Computation that needs to be "secure" is everywhere in practice

In a comment on my entry on the security or lack of it of simultaneous multithreading on modern x86 CPUs, Verisimilitude said in (small) part:

It's obvious to me that secure computation should happen at a higher level. [...]

This is a very tempting idea in theory, but I think it has a problem in practice, namely that such secure computation is likely to be everywhere in the modern world. At least, it's everywhere once you start including confidentiality in your criteria for being secure and security sensitive computation.

The problem is that we have wound up with a lot of things on our devices that we want to keep confidential, or in another perspective we've wound up in a world where a lot of untrusted things have an inordinate amount of access to our devices.
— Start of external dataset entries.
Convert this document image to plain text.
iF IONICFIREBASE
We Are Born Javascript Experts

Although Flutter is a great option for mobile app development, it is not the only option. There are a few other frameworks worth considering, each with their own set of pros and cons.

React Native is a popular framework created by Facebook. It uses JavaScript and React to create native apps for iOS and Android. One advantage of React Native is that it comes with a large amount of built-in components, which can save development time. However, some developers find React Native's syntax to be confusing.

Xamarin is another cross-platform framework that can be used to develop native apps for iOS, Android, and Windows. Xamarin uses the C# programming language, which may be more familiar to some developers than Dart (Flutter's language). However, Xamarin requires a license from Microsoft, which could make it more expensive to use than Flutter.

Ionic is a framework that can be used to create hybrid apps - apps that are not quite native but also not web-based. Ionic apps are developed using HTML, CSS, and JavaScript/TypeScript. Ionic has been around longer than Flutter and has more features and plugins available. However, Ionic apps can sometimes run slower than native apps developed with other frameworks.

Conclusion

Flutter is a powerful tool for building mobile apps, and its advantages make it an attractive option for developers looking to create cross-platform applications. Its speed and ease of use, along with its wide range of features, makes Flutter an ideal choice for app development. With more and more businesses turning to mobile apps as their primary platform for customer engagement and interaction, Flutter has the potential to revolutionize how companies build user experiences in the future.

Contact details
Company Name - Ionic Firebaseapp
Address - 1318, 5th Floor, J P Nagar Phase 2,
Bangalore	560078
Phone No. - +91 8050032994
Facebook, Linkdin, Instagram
Cryptographic keys are the tip of the iceberg; there are also access tokens in the form of cookies, JWTs, and all of the other forms they take, URLs that we visit, apps that we use, what we type on the keyboard, and on and on and on. We are barely keeping up with identifying what's sensitive and needs to be kept confidential, never mind actually controlling snooping on it.
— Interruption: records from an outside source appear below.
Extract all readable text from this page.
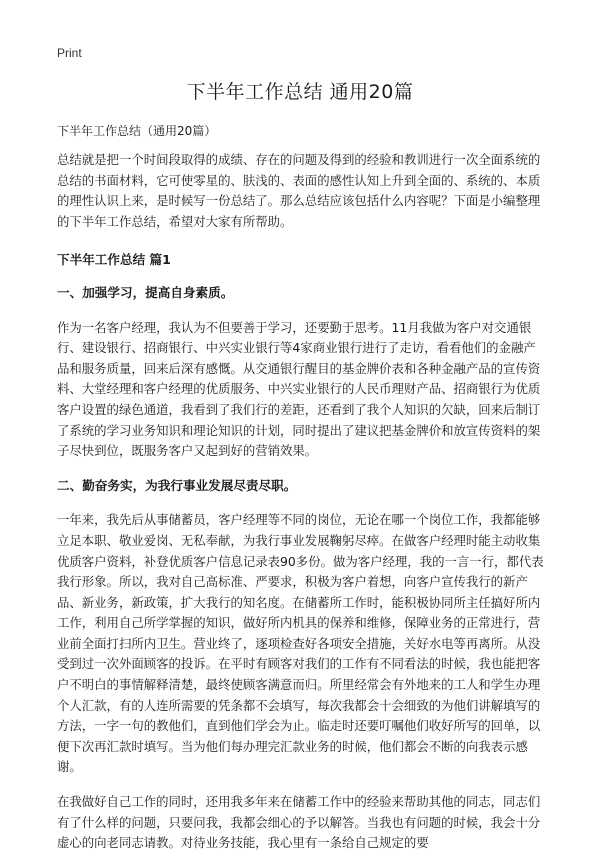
Print
下半年工作总结 通用20篇

下半年工作总结（通用20篇）

总结就是把一个时间段取得的成绩、存在的问题及得到的经验和教训进行一次全面系统的总结的书面材料，它可使零星的、肤浅的、表面的感性认知上升到全面的、系统的、本质的理性认识上来，是时候写一份总结了。那么总结应该包括什么内容呢？下面是小编整理的下半年工作总结，希望对大家有所帮助。

下半年工作总结 篇1
一、加强学习，提高自身素质。

作为一名客户经理，我认为不但要善于学习，还要勤于思考。11月我做为客户对交通银行、建设银行、招商银行、中兴实业银行等4家商业银行进行了走访，看看他们的金融产品和服务质量，回来后深有感慨。从交通银行醒目的基金牌价表和各种金融产品的宣传资料、大堂经理和客户经理的优质服务、中兴实业银行的人民币理财产品、招商银行为优质客户设置的绿色通道，我看到了我们行的差距，还看到了我个人知识的欠缺，回来后制订了系统的学习业务知识和理论知识的计划，同时提出了建议把基金牌价和放宣传资料的架子尽快到位，既服务客户又起到好的营销效果。

二、勤奋务实，为我行事业发展尽责尽职。

一年来，我先后从事储蓄员，客户经理等不同的岗位，无论在哪一个岗位工作，我都能够立足本职、敬业爱岗、无私奉献，为我行事业发展鞠躬尽瘁。在做客户经理时能主动收集优质客户资料，补登优质客户信息记录表90多份。做为客户经理，我的一言一行，都代表我行形象。所以，我对自己高标准、严要求，积极为客户着想，向客户宣传我行的新产品、新业务，新政策，扩大我行的知名度。在储蓄所工作时，能积极协同所主任搞好所内工作，利用自己所学掌握的知识，做好所内机具的保养和维修，保障业务的正常进行，营业前全面打扫所内卫生。营业终了，逐项检查好各项安全措施，关好水电等再离所。从没受到过一次外面顾客的投诉。在平时有顾客对我们的工作有不同看法的时候，我也能把客户不明白的事情解释清楚，最终使顾客满意而归。所里经常会有外地来的工人和学生办理个人汇款，有的人连所需要的凭条都不会填写，每次我都会十会细致的为他们讲解填写的方法，一字一句的教他们，直到他们学会为止。临走时还要叮嘱他们收好所写的回单，以便下次再汇款时填写。当为他们每办理完汇款业务的时候，他们都会不断的向我表示感谢。

在我做好自己工作的同时，还用我多年来在储蓄工作中的经验来帮助其他的同志，同志们有了什么样的问题，只要问我，我都会细心的予以解答。当我也有问题的时候，我会十分虚心的向老同志请教。对待业务技能，我心里有一条给自己规定的要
(In addition the days when we could trust all of the software running on our devices to always be acting in our interests are long gone, if they even existed in the first place. This is most visible on phones and tablets; more conventional operating systems are sort of living in necessary denial.)
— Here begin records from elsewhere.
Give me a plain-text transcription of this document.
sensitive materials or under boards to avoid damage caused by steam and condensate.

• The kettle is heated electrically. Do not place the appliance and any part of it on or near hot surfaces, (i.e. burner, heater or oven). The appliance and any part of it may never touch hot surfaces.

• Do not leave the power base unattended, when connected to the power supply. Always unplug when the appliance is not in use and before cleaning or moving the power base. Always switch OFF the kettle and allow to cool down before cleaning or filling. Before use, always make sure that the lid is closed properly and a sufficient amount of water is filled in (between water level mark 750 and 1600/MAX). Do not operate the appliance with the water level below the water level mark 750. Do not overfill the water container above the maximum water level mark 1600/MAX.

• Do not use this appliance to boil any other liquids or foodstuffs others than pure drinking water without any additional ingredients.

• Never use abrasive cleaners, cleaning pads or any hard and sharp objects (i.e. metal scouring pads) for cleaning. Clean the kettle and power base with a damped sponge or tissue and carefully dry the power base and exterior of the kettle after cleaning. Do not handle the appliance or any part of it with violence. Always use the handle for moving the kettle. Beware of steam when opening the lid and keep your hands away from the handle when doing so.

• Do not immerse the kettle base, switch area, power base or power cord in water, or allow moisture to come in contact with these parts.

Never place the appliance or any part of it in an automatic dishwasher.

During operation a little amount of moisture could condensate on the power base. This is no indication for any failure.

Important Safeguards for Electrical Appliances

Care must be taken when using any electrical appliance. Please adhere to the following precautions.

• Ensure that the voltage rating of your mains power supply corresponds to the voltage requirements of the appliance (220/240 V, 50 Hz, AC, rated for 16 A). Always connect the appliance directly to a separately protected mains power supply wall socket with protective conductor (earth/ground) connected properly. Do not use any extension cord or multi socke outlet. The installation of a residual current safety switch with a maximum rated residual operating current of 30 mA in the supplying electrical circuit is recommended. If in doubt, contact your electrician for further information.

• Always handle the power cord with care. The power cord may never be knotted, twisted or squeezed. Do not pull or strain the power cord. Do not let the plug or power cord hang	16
Since there are so many sensitive things and so many things that might be snooping on them, changing how either side of that works in any significant way would not be a small change. That means that in practice it can't really be done. No one is going to blow up the world to get secure computing.

(Blowing up the world to build your own secure version has been tried by some organizations with very large budgets, for example inside the US government. The general view is that they've failed; their systems have fallen down on functionality, usability, and quite possibly security as well.)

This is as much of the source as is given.